The FTSE 250-listed engineer said in a statement on Monday that it has been “reviewing all strategic options” for its aerostructures business, but noted this was at an early stage and there was no certainty it will lead to a transaction.
Reports surfaced on Friday suggesting that Senior was working with adviser Lazard to reach out to buyout firms and aerospace companies over the potential divestment, with a view to seeking as much as £450mln for the division.
Senior said that its aerostructure unit, which supplies components for airplanes, accounting for about 39% of overall revenue, was in trouble back in November from the weakening aerostructures markets.
At the time, it announced a £20mln restructuring programme to address low revenues at the aerospace divisions, as well as Flexonics, which included plans to reduce staff headcount, transfer major work packages to South East Asia and close a South Carolina plant by early 2020.
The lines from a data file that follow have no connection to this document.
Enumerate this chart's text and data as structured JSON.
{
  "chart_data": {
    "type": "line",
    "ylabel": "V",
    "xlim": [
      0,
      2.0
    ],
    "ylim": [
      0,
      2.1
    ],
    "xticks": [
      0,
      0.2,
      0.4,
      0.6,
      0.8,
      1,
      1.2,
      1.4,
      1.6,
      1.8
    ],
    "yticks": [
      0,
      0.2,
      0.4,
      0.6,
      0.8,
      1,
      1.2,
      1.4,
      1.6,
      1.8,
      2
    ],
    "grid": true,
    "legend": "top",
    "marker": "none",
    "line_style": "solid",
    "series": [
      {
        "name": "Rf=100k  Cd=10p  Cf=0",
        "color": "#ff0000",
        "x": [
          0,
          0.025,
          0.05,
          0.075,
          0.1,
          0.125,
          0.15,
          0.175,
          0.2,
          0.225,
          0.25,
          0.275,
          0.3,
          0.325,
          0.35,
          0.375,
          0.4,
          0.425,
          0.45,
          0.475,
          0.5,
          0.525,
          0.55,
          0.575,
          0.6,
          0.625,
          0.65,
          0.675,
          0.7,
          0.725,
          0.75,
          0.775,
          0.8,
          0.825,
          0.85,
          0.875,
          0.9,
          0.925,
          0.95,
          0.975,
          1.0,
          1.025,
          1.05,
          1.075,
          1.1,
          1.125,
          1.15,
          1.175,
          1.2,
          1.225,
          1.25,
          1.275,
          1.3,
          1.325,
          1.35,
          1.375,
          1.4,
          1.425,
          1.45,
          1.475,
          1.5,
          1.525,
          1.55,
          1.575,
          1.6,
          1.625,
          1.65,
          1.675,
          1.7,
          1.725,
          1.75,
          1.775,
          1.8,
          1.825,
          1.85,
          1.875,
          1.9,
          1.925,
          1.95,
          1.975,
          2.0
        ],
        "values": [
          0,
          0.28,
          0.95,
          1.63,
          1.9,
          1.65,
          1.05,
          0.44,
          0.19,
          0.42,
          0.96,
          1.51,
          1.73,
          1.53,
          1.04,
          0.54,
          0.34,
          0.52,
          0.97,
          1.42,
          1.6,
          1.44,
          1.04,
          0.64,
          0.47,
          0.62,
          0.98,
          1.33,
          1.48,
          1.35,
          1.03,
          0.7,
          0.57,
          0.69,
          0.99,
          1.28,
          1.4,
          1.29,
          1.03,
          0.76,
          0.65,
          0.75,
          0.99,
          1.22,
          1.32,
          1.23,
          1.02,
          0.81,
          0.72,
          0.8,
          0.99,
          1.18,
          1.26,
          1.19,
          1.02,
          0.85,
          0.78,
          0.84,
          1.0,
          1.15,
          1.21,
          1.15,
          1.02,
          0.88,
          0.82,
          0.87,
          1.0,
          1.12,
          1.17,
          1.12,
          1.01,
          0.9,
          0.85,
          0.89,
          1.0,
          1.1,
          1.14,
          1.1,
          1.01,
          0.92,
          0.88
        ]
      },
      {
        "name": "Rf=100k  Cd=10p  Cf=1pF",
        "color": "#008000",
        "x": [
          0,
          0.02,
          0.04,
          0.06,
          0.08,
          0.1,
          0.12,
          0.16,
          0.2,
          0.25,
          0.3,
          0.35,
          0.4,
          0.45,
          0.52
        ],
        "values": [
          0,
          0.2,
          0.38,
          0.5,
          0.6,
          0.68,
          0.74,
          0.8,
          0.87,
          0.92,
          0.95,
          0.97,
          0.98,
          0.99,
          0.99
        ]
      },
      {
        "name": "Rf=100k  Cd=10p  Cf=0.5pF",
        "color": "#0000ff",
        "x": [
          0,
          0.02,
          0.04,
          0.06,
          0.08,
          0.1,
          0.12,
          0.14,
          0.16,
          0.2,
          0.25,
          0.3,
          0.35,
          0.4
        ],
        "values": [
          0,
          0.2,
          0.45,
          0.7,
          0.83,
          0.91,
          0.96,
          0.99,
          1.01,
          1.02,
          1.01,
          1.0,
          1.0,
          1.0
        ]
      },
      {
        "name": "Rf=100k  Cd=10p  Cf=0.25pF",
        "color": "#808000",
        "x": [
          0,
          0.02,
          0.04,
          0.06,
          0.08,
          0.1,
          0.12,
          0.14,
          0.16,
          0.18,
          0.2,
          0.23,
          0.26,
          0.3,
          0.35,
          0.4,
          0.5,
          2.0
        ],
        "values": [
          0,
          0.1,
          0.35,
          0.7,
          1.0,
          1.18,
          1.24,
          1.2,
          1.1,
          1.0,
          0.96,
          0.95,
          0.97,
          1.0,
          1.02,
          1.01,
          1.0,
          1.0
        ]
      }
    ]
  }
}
Since September, Senior has sold two non-core businesses, which accounted for less than 2% of 2018 group revenue, which added slightly to its 2019 adjusted earnings.
“It is Senior's policy to review its portfolio on an ongoing basis and evaluate all its operating businesses in terms of their strategic fit within the group,” said the firm on Monday.
However, a final decision hasn’t been made and Senior may still decide to keep the unit.
Shares were up 6% at 188p in mid-morning trading on Monday.